Fashion in sport. Not something most of us think about all that much, is it? Perhaps when you’re watching figure skaters or gymnasts, yes, but what about golf and curling and tennis? Even though it’s not something many people may think about, I have been thinking about it a lot lately, and decided to write a little bit about it. On this blog, you’ll find posts about the history of fashion in certain sports. If there’s any sport about whose fashion you’d like to read a synopsis, be sure to check out my contact page and give me a shout with your request!
From the research I’ve done so far, it seems to me that for women, at least, fashion has dictated what they wear when they play sports at much as practicality. And a lot of the time, it wasn’t by choice. Which is just a huge sexist pain in the butt. Just wait until you read about women in tennis! A hundred years ago, they had to play in corsets and floor-length skirts! What’s that about? Luckily, the sports I’ve chosen to engage in in my life haven’t restricted me in terms of uniform just because I happen to be female.

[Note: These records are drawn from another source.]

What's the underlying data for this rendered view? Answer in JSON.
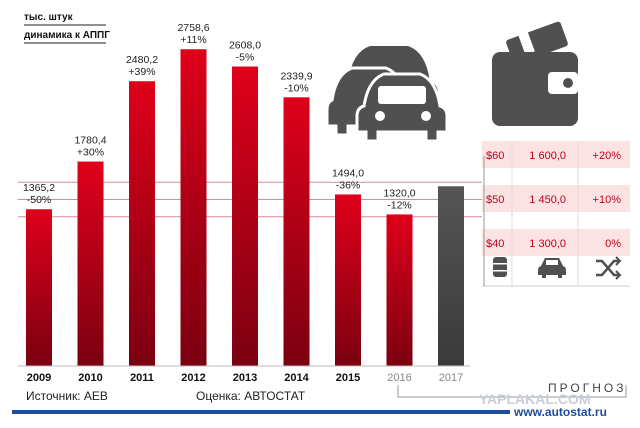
{
  "units_label": "тыс. штук",
  "dynamics_label": "динамика к АППГ",
  "source_label": "Источник: АЕВ",
  "estimate_label": "Оценка: АВТОСТАТ",
  "forecast_label": "ПРОГНОЗ",
  "website": "www.autostat.ru",
  "watermark": "YAPLAKAL.COM",
  "colors": {
    "bar_top": "#e0001b",
    "bar_bottom": "#7a0010",
    "forecast_bar": "#4a4a4a",
    "table_row": "#fbe3e3",
    "accent_text": "#c0001a",
    "icon": "#505050",
    "guide_line": "#d88a95"
  },
  "icons": {
    "cars": "cars-icon",
    "wallet": "wallet-icon",
    "oil": "oil-barrel-icon",
    "car": "car-icon",
    "shuffle": "shuffle-icon"
  },
  "forecast_table": {
    "rows": [
      {
        "oil": "$60",
        "sales": "1 600,0",
        "change": "+20%"
      },
      {
        "oil": "$50",
        "sales": "1 450,0",
        "change": "+10%"
      },
      {
        "oil": "$40",
        "sales": "1 300,0",
        "change": "0%"
      }
    ]
  },
  "chart_data": {
    "type": "bar",
    "categories": [
      "2009",
      "2010",
      "2011",
      "2012",
      "2013",
      "2014",
      "2015",
      "2016",
      "2017"
    ],
    "values": [
      1365.2,
      1780.4,
      2480.2,
      2758.6,
      2608.0,
      2339.9,
      1494.0,
      1320.0,
      1600.0
    ],
    "value_labels": [
      "1365,2",
      "1780,4",
      "2480,2",
      "2758,6",
      "2608,0",
      "2339,9",
      "1494,0",
      "1320,0",
      ""
    ],
    "change_labels": [
      "-50%",
      "+30%",
      "+39%",
      "+11%",
      "-5%",
      "-10%",
      "-36%",
      "-12%",
      ""
    ],
    "forecast_categories": [
      "2016",
      "2017"
    ],
    "ylim": [
      0,
      2900
    ],
    "title": "",
    "xlabel": "",
    "ylabel": "",
    "grid": false
  }
}
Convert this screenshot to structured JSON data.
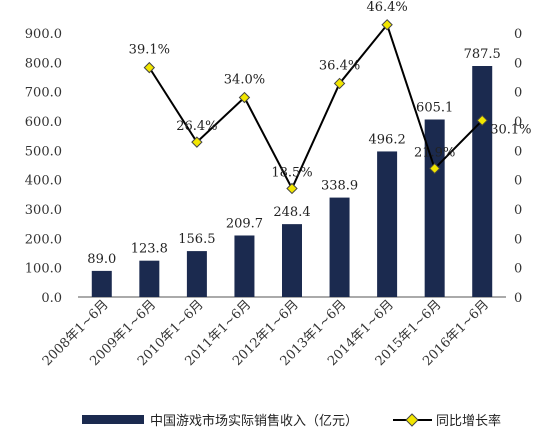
{
  "chart_data": {
    "type": "bar+line",
    "categories": [
      "2008年1~6月",
      "2009年1~6月",
      "2010年1~6月",
      "2011年1~6月",
      "2012年1~6月",
      "2013年1~6月",
      "2014年1~6月",
      "2015年1~6月",
      "2016年1~6月"
    ],
    "series": [
      {
        "name": "中国游戏市场实际销售收入（亿元）",
        "type": "bar",
        "axis": "left",
        "values": [
          89.0,
          123.8,
          156.5,
          209.7,
          248.4,
          338.9,
          496.2,
          605.1,
          787.5
        ],
        "labels": [
          "89.0",
          "123.8",
          "156.5",
          "209.7",
          "248.4",
          "338.9",
          "496.2",
          "605.1",
          "787.5"
        ]
      },
      {
        "name": "同比增长率",
        "type": "line",
        "axis": "right",
        "values": [
          null,
          39.1,
          26.4,
          34.0,
          18.5,
          36.4,
          46.4,
          21.9,
          30.1
        ],
        "labels": [
          "",
          "39.1%",
          "26.4%",
          "34.0%",
          "18.5%",
          "36.4%",
          "46.4%",
          "21.9%",
          "30.1%"
        ]
      }
    ],
    "ylim": [
      0,
      900
    ],
    "yticks": [
      "0.0",
      "100.0",
      "200.0",
      "300.0",
      "400.0",
      "500.0",
      "600.0",
      "700.0",
      "800.0",
      "900.0"
    ],
    "y2lim": [
      0,
      45
    ],
    "y2ticks": [
      "0",
      "0",
      "0",
      "0",
      "0",
      "0",
      "0",
      "0",
      "0",
      "0"
    ],
    "legend": "bottom",
    "grid": false,
    "colors": {
      "bar": "#1b2a4f",
      "line": "#000000",
      "marker_fill": "#f2e600",
      "marker_stroke": "#444444"
    }
  }
}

There have been differences, of course, between things I’ve work and things my male counterparts have worn, and all have been for the benefit of the wearer, and not for some ridiculous fashionable reason. Most of these things have been based on protection. For example, in fencing, women are required to wear breast plates (for which I am very thankful), whereas men are not. Men were permitted to wear them, but I don’t think a single one of them did, for fear that it would make them look weak. Which is kinda sad. And a good example about how sexism hurts everyone! And their chests! None of the guys I know wore athletic cups, either, which was just so stupid. Some of them said they didn’t need them, others said they were uncomfortable. Either way. Stupid.
Cups and breast plates are the kinds of uniform parts that I totally understand have to be different for women and men. Shorts vs skirts, on the other hand … not so much. If women want to wear tennis skirts, that’s totally cool. I think they’re adorable. But if they want to wear shorts, I think they should do that, and that they shouldn’t get shade thrown at them for it. Because what the heck. I do respect tradition, but as long as tradition treats men and women equally, like Wimbledon’s requirement that all the competitors wear white. But if you’re going to follow tradition, just make sure it’s fair to both genders, you know? And that goes both ways! Just so happens that it’s usually women’s fashion that’s more … constricting.
So although this intro became a whole lot about women’s sports fashion vs men’s sports fashion, that’s not what this blog is all about, promise! I just explore the most interesting changes in sports fashion, and whether they happen to affect women, men, or both is incidental!